President Kikwete said the initial apprehension by Tanzania over regional integration had waned, saying the ‘‘bureaucratic and ridiculous’’ non-tariff barriers would be dealt with through the bilateral Joint Commission for Co-operation.

“What you are talking about today has already been taken care of and very soon you will get answers. We have to strengthen the Community and ensure that the treaty is being implemented,” said President Kikwete.

Kenyan authorities and traders have been lobbying to have the changes on the TREO scheme delayed to allow for a smooth transition by other partners such as Uganda who still enjoy preferential terms.

Uganda won concessions from her EAC partners to continue exempting its manufacturers from paying import duty on a list of 135 industrial inputs when the CET initially came into force in 2005.

Like the duty remission scheme, the list was to lapse at the end of last year but was extended after sustained pressure from the country’s industrialists.

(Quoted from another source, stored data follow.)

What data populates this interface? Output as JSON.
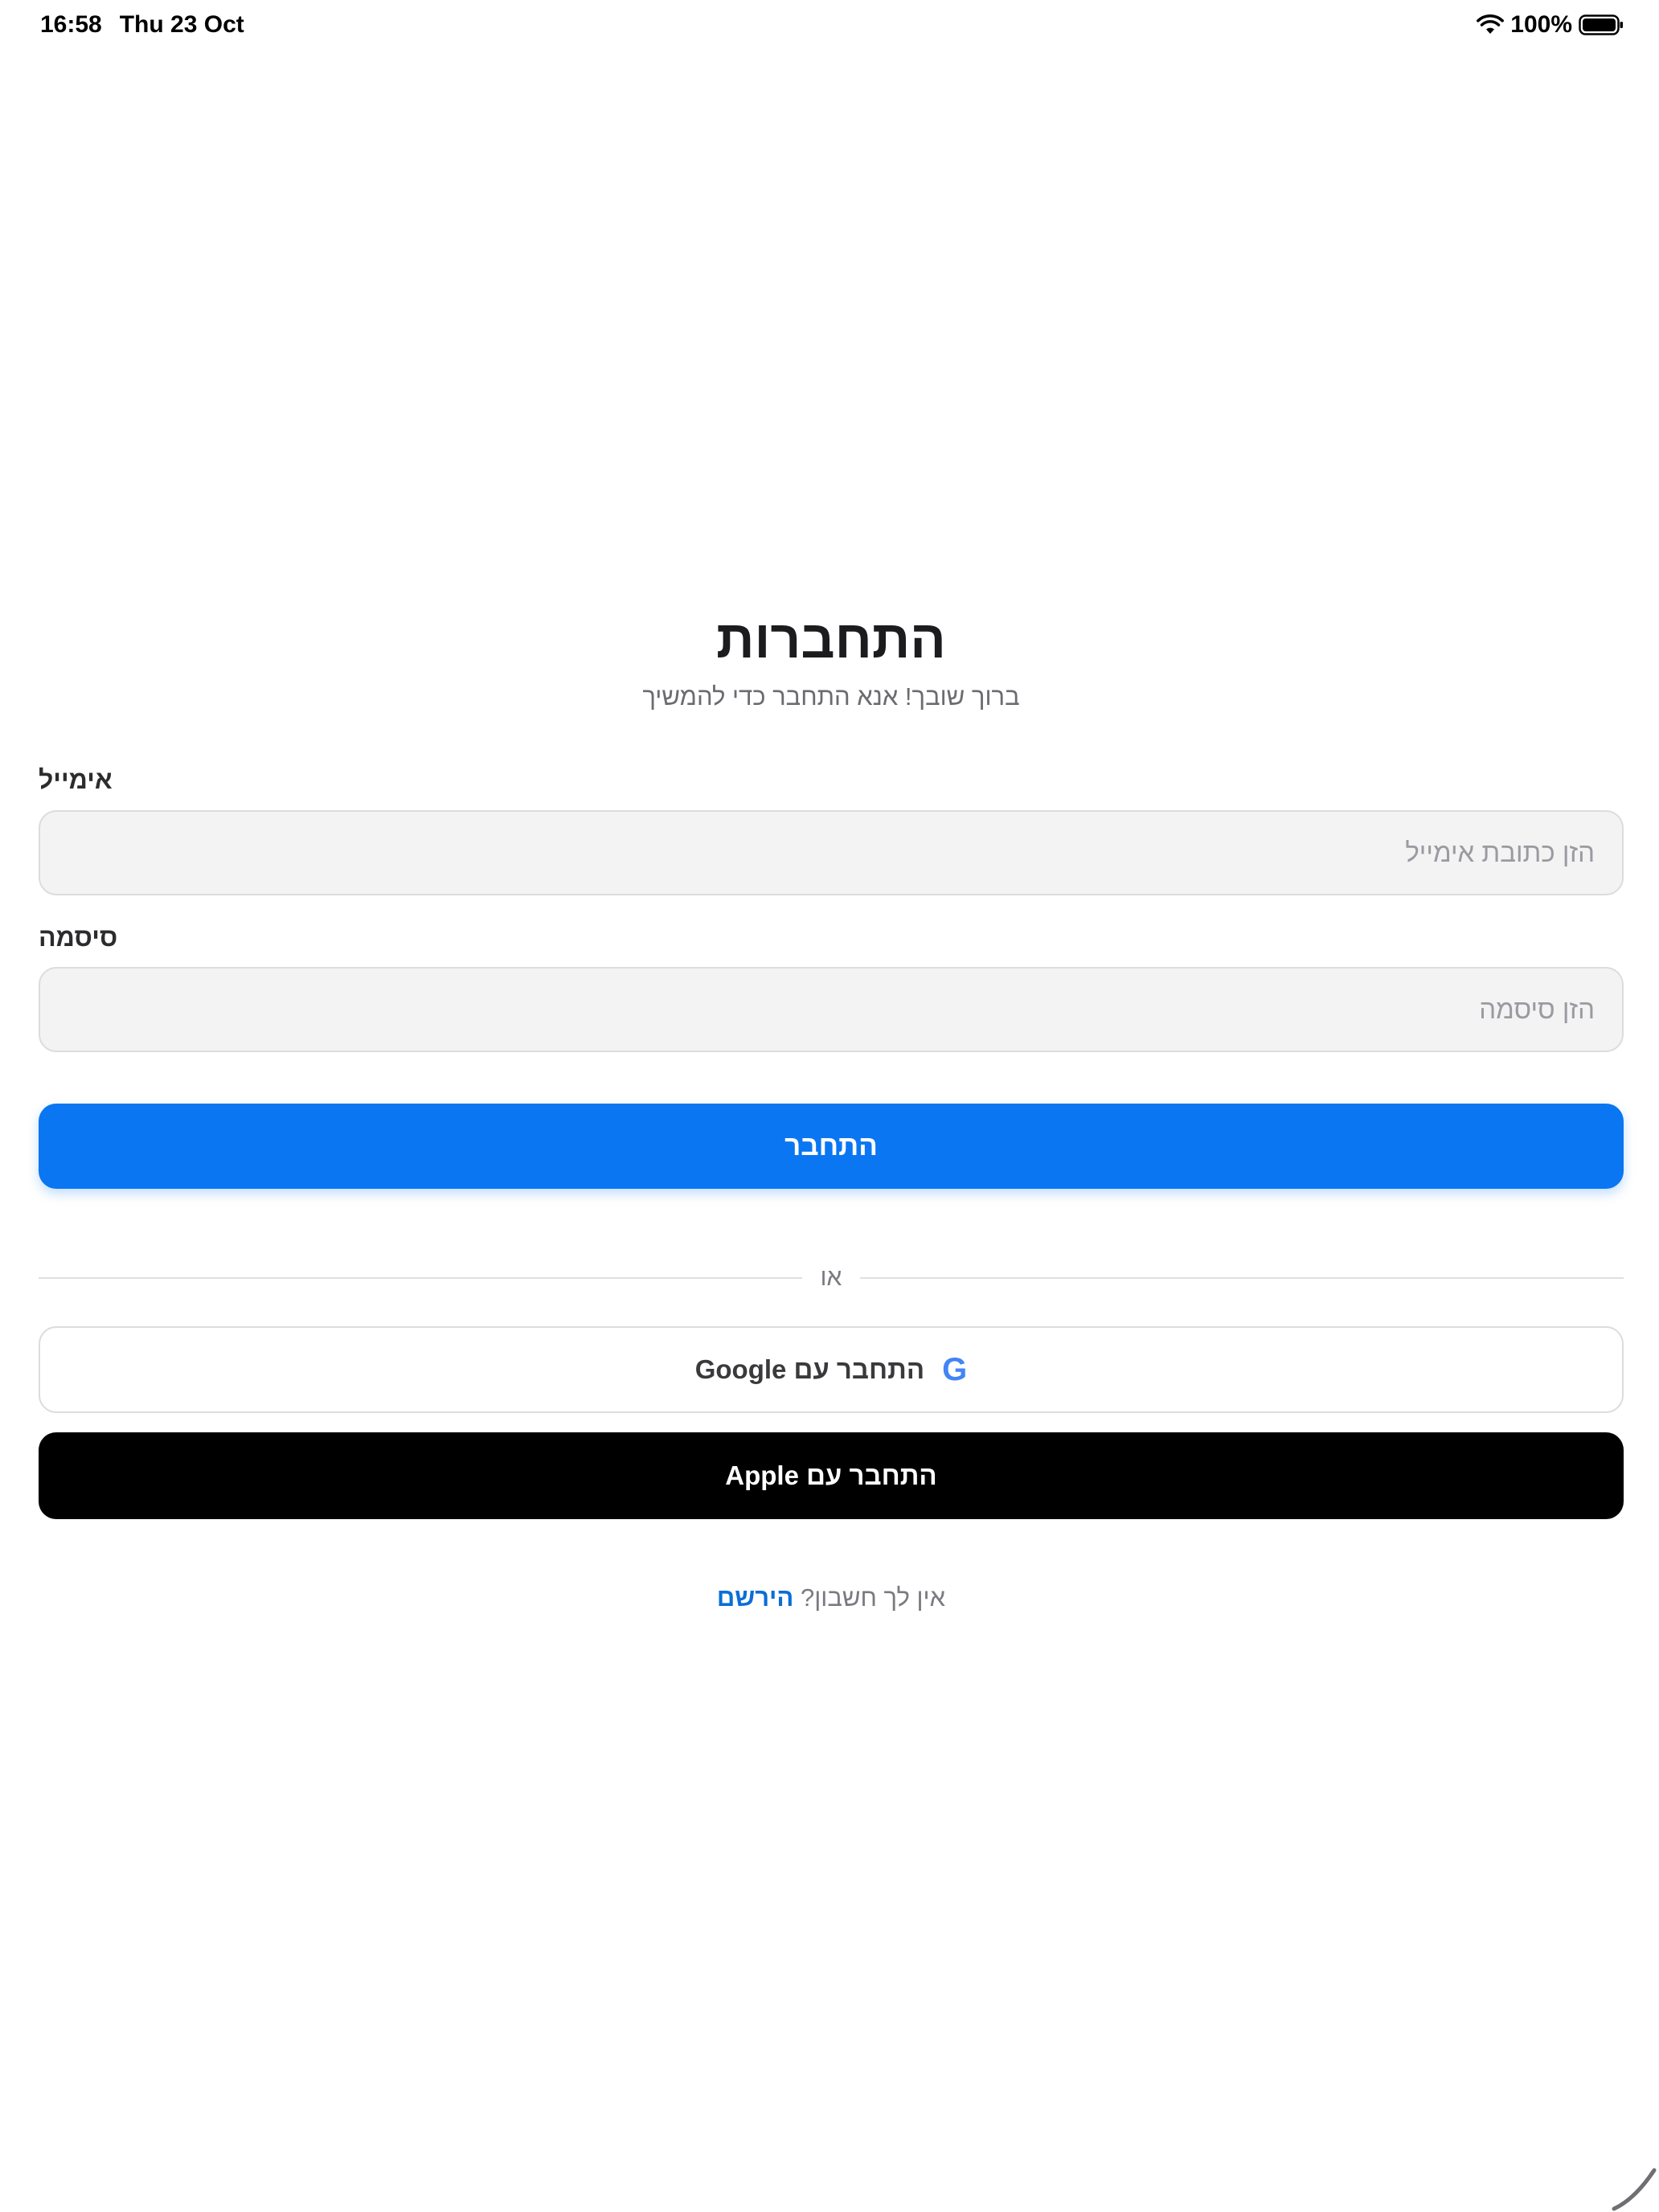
{
  "status_bar": {
    "time": "16:58",
    "date": "Thu 23 Oct",
    "battery": "100%",
    "icons": [
      "wifi-icon",
      "battery-icon"
    ]
  },
  "login": {
    "title": "התחברות",
    "subtitle": "ברוך שובך! אנא התחבר כדי להמשיך",
    "email_label": "אימייל",
    "email_placeholder": "הזן כתובת אימייל",
    "email_value": "",
    "password_label": "סיסמה",
    "password_placeholder": "הזן סיסמה",
    "password_value": "",
    "submit_label": "התחבר",
    "divider_text": "או",
    "google_label": "התחבר עם Google",
    "google_icon_glyph": "G",
    "apple_label": "התחבר עם Apple",
    "signup_prompt": "אין לך חשבון?",
    "signup_link": "הירשם"
  },
  "colors": {
    "primary": "#0a76f2",
    "apple_button": "#000000",
    "google_icon": "#4285f4",
    "link": "#0a6ed6",
    "input_background": "#f3f3f4"
  }
}
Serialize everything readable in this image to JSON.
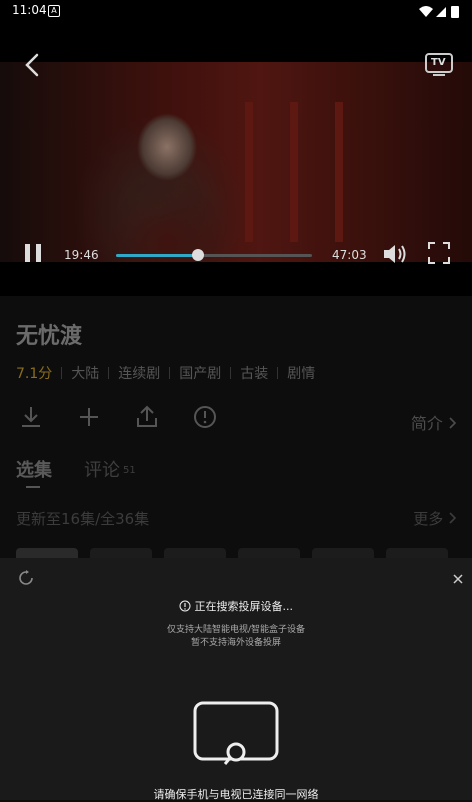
{
  "status_bar": {
    "time": "11:04",
    "notification_glyph": "A"
  },
  "player": {
    "current_time": "19:46",
    "duration": "47:03",
    "progress": 0.42,
    "accent_color": "#2ea9c8",
    "tv_badge": "TV"
  },
  "show": {
    "title": "无忧渡",
    "rating": "7.1分",
    "tags": [
      "大陆",
      "连续剧",
      "国产剧",
      "古装",
      "剧情"
    ],
    "rating_color": "#8a6d1e"
  },
  "actions": {
    "intro_label": "简介"
  },
  "tabs": {
    "episodes_label": "选集",
    "comments_label": "评论",
    "comments_count": "51"
  },
  "episodes": {
    "update_text": "更新至16集/全36集",
    "more_label": "更多"
  },
  "cast_sheet": {
    "status": "正在搜索投屏设备...",
    "note_line1": "仅支持大陆智能电视/智能盒子设备",
    "note_line2": "暂不支持海外设备投屏",
    "bottom_hint": "请确保手机与电视已连接同一网络"
  }
}
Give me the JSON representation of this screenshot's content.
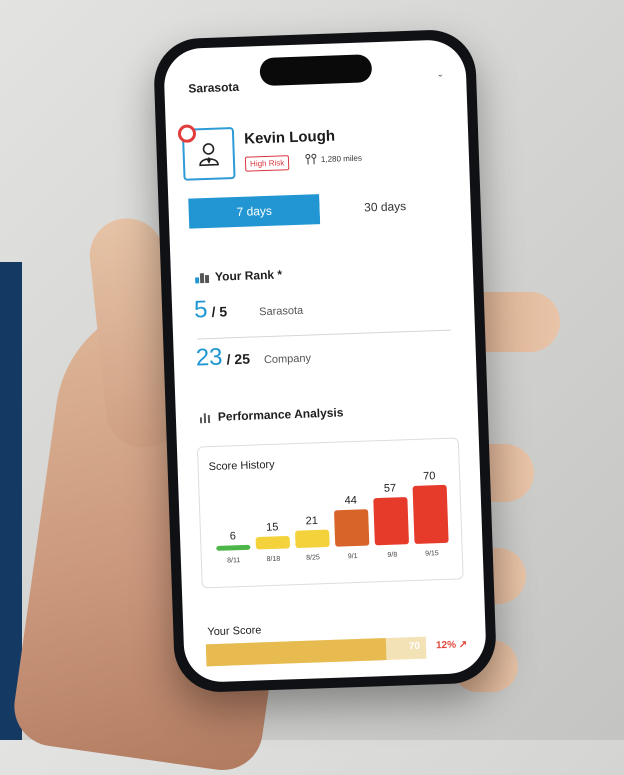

KAM claimed that despite the extension, Tanzanian authorities continued to defy the arrangement. “As a result, Kenyan exports to Tanzania are being adversely affected,” Mr Igathe said.

Apart from the tax scheme, KAM said Tanzanian authorities were also stingy in issuing work permits and disregarded the common market protocol that promises traders and individuals right of movement and access to factors of production within the bloc.

Kenyan businesses operating in Tanzania are required to pay $200 (Sh16,800) for a Certificate of Temporary Assignment. Mr Igathe said this was punitive because salesmen, consultants, and drivers were from time to time required to cross the border on short assignments.

“The business community is appealing to the Government of Tanzania to consider waiving the visa charges for Kenyan businesses,” Mr Igathe said.

During the dinner, Kenya government officials, business leaders including bankers and tourism traders lamented to President Kikwete their experiences when doing business in East Africa’s second largest economy.

KCB Group chief executive officer Martin Oduor-Otieno said commercial lenders were being restricted from financing large projects in the region because of laws that require such projects to have guarantees from international lenders.

He said that KCB in Kenya was big enough to guarantee financing for large projects done by KCB Tanzania, calling for the rules to be revised.

Fred Kaigwa, the chief executive of the Kenya Association of Tour Operators, said tour operators from Tanzania cannot operate freely in Kenya and vice versa leading to higher costs that are then transferred to the tourists.